La enfermedad es algo que siempre les ocurre a los demás para esa mayoría de votantes sanos quienes, además y en buena parte, acostumbran a tener un oportuno seguro privado que les ahorra las esperas en las consultas o en las pruebas diagnósticas en la Atención Primaria. Para la atención hospitalaria o especializada, cuando el enfermo se convierte en paciente y deja de ser rentable, ya está —y siempre está— el sistema público.
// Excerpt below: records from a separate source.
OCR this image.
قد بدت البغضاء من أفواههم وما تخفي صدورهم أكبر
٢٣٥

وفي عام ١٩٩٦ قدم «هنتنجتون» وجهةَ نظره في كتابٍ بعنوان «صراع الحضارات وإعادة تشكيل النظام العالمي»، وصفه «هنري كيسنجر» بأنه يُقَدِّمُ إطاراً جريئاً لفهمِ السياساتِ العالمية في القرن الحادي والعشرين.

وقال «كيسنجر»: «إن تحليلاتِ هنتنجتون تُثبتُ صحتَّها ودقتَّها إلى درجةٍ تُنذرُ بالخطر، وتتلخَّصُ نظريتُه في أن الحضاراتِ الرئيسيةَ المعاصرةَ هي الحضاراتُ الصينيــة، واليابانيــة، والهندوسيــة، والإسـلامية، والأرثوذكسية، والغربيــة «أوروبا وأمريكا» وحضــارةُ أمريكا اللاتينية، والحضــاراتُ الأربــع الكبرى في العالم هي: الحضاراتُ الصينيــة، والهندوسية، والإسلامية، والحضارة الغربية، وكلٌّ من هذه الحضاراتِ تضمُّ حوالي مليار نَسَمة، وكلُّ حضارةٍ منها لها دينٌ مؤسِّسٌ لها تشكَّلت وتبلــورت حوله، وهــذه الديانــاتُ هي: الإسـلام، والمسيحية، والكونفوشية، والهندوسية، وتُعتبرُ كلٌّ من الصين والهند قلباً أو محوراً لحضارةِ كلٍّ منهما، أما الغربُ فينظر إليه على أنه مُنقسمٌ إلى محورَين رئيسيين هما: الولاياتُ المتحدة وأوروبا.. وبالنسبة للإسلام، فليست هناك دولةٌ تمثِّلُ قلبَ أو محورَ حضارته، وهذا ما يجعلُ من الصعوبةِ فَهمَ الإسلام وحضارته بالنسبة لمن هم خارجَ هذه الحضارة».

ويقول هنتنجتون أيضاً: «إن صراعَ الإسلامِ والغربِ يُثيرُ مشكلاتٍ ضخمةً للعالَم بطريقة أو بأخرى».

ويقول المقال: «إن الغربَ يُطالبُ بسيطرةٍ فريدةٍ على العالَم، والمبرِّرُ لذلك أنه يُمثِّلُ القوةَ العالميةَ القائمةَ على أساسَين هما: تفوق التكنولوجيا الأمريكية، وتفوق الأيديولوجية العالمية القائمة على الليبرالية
No se habían apagado los ecos de los aplausos y ya estábamos despidiendo a entre veinte mil y veinticinco mil —las cifras resultan tan opacas que resulta imposible precisarlas— de aquellos sanitarios contratados para enfrentar la pandemia. Los mismos que anunciaban incorporaciones por miles al sistema sanitario nos cuentan ahora que no hay sanitarios, que ya les gustaría volver a contratar a los mismos que despidieron el año pasado; se los ha debido tragar la tierra. Diez años, una Gran Recesión y una pandemia después, la triste realidad es que Alemania, Dinamarca, Irlanda o Francia gastan entre tres mil quinientos y cuatro mil quinientos euros por habitante en sanidad y España no llega a los dos mil euros.

Este domingo han coincidido dos manifestaciones multitudinarias en defensa de la sanidad pública y, en especial, de la atención primaria, en Madrid y en Santiago de Compostela. No es por casualidad —que no existe en política—. Galicia y Madrid se hallan entre las comunidades que menos porcentaje de su presupuesto sanitario dedican a remunerar a su personal (Galicia, 43,9%; Madrid, 42,3%; media estatal, 44,9% del total del gasto sanitario) y ambas son las que menos invierten en su sistema de Atención Primaria (Galicia, 11,6%; Madrid, 10, 7%; Media España: 13,9% del total del gasto).

En Galicia hemos pasado, en apenas un mes, de ser todo culpa de Pedro Sánchez, a no tener médicos en el mercado, a tener dinero de sobra en el presupuesto, a anunciar que se aumentaba el presupuesto en decenas de millones para contratar a esos médicos que no había por culpa de Pedro Sánchez y finalmente a contratarlos por cualquier medio necesario. En Madrid justo es reconocer que la línea argumental siempre se ha mantenido coherente: todo ha sido siempre y será culpa de Mónica García y Pedro Sánchez.

A meses de una elecciones municipales y autonómicas, la pregunta no es tanto qué hará el votante enfermo que paga sus impuestos. La pregunta es qué respuesta dará a su dilema el votante sano que paga sus impuestos y a quien le ha prometido bajárselos aún más.